HP is announcing today that it is offering:
- A public cloud environment for customers that want all of its IT services in the cloud.
- An extended data center environment that leverages the security of the data center with the distributed network of a cloud environment.
- An automated cloud management system for managing multiple cloud and data center environments.
- Workshops to help IT managers and executives better understand the complexities of what’s available and better define what they need in order to create a network that meets their needs.
It gets complicated when Hewlett-Packard starts getting into the details of what they are offering. It’s not the first time we have heard a company call what they are offering a hosted and private cloud environment. That’s how HP describes its offering for what amounts to an extended data center that uses a virtualized environment to create a network that leverages the cloud and its core, on-premise environment.
But this is the nature of the market. Customers believe they need private clouds. What they really needs are flat networks to move resources in a virtual environment. The network needs to be able to manage any variety of applications that between thousands of virtual machines.
To do that, HP offers a converged infrastructure that includes the storage, servers that can be provisioned in clusters, the network, power and cooling and the management software.
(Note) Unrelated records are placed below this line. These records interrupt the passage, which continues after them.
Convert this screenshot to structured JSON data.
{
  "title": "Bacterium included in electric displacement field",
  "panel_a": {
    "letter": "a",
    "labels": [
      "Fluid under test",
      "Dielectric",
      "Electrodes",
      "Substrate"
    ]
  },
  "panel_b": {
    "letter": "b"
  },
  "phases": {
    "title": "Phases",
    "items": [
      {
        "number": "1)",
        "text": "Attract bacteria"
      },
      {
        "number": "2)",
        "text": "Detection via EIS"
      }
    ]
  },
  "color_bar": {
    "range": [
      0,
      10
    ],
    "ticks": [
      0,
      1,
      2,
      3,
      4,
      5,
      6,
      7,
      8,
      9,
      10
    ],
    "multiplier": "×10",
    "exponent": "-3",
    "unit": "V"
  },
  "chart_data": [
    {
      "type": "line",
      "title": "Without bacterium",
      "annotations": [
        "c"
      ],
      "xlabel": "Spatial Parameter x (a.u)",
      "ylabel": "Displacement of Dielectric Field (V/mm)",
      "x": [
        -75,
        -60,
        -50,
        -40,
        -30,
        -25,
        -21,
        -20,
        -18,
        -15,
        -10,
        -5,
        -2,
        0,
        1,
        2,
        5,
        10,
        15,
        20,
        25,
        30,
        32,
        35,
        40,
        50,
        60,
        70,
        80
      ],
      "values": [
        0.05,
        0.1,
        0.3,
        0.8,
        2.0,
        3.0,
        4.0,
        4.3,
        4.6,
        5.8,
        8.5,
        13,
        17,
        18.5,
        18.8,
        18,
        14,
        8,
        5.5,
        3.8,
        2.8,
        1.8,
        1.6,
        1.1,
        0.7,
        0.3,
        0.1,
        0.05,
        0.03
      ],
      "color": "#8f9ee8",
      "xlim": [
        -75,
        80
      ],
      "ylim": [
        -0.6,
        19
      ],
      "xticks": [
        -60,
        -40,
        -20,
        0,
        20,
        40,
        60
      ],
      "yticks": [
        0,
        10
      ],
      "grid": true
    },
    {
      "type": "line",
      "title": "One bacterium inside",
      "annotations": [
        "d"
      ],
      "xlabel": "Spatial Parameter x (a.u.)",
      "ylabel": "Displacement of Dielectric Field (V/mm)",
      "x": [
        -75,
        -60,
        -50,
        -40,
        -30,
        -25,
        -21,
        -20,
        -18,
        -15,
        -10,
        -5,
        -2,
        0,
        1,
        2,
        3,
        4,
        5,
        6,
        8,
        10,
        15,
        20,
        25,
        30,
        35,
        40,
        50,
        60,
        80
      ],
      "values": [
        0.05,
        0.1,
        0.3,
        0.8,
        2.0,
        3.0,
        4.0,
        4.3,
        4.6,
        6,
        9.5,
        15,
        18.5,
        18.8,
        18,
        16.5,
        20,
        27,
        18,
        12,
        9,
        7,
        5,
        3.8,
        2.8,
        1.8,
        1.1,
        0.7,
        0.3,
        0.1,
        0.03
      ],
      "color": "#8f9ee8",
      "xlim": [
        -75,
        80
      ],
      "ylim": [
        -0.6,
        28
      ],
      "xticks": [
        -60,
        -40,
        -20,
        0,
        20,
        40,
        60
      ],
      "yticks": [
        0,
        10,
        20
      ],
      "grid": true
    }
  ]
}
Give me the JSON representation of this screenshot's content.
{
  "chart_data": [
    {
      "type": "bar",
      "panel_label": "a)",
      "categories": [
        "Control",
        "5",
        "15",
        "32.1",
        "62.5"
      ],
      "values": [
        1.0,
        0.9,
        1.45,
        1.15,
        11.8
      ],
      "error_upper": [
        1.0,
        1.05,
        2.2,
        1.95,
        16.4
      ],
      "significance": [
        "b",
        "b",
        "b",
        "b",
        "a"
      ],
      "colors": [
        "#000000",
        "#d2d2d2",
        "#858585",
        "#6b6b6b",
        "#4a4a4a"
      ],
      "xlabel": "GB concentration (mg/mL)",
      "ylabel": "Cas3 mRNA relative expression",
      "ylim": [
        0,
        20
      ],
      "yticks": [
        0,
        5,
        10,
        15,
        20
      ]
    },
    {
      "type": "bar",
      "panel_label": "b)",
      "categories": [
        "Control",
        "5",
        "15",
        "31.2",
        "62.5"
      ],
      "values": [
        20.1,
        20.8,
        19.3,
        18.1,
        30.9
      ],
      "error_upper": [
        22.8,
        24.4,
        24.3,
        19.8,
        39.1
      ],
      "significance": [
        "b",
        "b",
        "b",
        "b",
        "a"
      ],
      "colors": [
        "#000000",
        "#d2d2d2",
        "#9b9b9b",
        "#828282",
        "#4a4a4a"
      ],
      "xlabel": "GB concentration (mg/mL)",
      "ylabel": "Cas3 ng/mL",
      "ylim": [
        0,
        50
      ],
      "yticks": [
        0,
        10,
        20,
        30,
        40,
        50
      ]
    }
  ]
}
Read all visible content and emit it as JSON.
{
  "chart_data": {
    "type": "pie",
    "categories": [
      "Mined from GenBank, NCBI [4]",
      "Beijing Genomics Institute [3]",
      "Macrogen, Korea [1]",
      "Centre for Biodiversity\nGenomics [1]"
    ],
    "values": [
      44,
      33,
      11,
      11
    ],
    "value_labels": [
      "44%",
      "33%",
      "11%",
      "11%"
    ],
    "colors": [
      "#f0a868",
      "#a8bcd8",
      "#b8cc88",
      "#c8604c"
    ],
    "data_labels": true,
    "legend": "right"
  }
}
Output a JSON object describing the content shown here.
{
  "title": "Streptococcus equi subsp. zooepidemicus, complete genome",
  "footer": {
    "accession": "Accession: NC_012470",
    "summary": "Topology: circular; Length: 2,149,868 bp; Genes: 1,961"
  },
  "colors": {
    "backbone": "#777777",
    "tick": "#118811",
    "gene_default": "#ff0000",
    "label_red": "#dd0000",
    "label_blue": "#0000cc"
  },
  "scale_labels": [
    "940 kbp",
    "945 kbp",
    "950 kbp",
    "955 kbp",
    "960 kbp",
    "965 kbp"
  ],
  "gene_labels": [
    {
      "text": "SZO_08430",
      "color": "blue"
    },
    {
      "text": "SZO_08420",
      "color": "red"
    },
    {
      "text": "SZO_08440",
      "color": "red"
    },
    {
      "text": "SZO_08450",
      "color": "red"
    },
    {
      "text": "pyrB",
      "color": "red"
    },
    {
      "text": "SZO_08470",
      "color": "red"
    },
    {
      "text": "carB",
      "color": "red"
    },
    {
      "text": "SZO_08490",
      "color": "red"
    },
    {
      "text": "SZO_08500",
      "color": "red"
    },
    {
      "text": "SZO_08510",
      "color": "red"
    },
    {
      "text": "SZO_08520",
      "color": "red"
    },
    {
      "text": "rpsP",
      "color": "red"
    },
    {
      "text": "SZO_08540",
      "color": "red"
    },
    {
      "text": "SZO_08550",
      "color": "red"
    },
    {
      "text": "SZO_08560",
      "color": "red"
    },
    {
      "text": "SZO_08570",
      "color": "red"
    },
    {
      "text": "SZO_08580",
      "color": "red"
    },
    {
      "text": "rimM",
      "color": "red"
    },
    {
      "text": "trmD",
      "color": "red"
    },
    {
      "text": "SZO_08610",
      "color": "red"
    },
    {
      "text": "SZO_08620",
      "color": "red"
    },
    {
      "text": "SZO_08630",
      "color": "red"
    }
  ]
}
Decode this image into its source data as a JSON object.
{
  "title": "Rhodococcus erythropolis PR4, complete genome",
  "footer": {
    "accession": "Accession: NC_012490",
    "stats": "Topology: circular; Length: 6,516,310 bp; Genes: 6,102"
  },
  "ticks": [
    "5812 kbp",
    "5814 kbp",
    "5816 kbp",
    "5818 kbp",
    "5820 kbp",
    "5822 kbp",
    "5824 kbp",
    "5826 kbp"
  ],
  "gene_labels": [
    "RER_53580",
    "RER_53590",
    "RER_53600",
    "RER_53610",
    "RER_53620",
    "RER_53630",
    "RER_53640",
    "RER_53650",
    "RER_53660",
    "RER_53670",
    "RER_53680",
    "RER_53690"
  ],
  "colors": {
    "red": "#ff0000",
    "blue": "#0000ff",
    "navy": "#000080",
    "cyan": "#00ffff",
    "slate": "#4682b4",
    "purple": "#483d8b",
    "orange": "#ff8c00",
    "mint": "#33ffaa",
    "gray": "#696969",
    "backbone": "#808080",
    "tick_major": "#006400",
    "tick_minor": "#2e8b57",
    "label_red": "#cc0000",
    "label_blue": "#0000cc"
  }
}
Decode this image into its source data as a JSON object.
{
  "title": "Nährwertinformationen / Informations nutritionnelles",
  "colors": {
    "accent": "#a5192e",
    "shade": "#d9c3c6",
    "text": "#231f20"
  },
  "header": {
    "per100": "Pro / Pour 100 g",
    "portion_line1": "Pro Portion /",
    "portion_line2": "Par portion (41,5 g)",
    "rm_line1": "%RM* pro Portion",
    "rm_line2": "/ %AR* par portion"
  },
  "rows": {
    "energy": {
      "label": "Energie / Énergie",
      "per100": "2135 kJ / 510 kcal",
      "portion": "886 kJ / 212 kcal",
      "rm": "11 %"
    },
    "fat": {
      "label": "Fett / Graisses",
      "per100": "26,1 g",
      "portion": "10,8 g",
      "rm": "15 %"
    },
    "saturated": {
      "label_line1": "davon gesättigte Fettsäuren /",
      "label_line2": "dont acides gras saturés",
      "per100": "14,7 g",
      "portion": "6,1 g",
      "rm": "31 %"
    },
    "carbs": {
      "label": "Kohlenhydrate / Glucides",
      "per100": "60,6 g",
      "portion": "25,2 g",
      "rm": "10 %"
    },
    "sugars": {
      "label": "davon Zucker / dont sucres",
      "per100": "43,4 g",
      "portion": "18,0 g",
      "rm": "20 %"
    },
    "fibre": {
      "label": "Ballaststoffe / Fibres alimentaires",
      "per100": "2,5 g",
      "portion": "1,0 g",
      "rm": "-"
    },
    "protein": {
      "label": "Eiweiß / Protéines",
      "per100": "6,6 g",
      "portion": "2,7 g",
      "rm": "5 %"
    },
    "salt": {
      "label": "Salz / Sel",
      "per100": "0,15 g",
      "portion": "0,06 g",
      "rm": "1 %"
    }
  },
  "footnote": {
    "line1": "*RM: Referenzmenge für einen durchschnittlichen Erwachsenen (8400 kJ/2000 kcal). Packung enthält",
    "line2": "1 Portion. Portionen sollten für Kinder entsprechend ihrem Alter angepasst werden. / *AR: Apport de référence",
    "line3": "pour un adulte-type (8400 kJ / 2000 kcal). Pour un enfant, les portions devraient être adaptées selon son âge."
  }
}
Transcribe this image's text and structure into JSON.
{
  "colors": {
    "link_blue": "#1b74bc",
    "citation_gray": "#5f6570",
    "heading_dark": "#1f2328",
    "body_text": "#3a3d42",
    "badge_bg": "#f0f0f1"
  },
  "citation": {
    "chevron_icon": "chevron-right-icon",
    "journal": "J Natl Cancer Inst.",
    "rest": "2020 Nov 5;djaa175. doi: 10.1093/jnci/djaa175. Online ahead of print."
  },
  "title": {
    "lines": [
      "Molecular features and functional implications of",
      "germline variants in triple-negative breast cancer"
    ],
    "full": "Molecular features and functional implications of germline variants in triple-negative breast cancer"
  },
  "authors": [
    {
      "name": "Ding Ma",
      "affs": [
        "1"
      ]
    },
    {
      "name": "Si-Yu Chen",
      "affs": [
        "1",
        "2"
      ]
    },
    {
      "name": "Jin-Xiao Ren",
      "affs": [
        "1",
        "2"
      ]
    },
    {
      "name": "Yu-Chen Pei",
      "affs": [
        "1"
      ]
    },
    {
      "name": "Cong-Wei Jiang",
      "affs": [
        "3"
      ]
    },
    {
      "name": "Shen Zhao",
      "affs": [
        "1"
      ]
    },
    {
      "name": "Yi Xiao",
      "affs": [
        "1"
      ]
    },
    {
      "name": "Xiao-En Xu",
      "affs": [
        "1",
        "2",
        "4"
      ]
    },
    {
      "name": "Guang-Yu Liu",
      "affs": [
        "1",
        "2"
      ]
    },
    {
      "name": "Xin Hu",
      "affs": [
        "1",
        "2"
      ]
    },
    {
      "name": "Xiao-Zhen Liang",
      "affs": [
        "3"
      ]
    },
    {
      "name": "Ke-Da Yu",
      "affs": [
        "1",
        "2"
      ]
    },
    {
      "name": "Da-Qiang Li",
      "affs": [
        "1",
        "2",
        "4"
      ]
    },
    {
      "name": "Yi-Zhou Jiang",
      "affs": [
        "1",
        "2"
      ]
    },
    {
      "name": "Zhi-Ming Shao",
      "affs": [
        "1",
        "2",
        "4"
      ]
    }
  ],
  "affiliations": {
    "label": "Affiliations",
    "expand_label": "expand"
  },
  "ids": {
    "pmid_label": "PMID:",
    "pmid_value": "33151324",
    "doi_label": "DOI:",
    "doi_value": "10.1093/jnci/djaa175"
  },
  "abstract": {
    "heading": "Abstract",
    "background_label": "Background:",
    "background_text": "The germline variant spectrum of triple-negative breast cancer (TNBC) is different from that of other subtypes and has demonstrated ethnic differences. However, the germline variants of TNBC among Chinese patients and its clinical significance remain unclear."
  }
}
My colleague Klint Finley spent a few days with HP and learned a lot about these infrastructures:
HP claims that not only can it do all the work of setting up racks, wiring, optimizing power consumption and building out the full data center for you – it claims it can do so at the fraction of the cost of doing it yourself. HP takes advantage of assembly line productivity to industrialize the process of creating data centers.
The management software is a critical component of the offering. It may also be on of the most important aspects of what is required to manage a virtualized infrastructure. It’s the automation component. It orchestrates the process so virtual machines can be managed effectively.
The team at HP realizes that there is an inherent complexity in the language associated with today’s complicated array of data center offerings. So we can see why workshops make sense.
In the end, though, we find the language a bit of a folly. The hardware and software that HP is selling costs millions of dollars. What it provides is a network, albeit different from previous generations, it is still a network. Not to say the technology is unnecessary, it’s just more what we think of as networked data centers rather than cloud computing.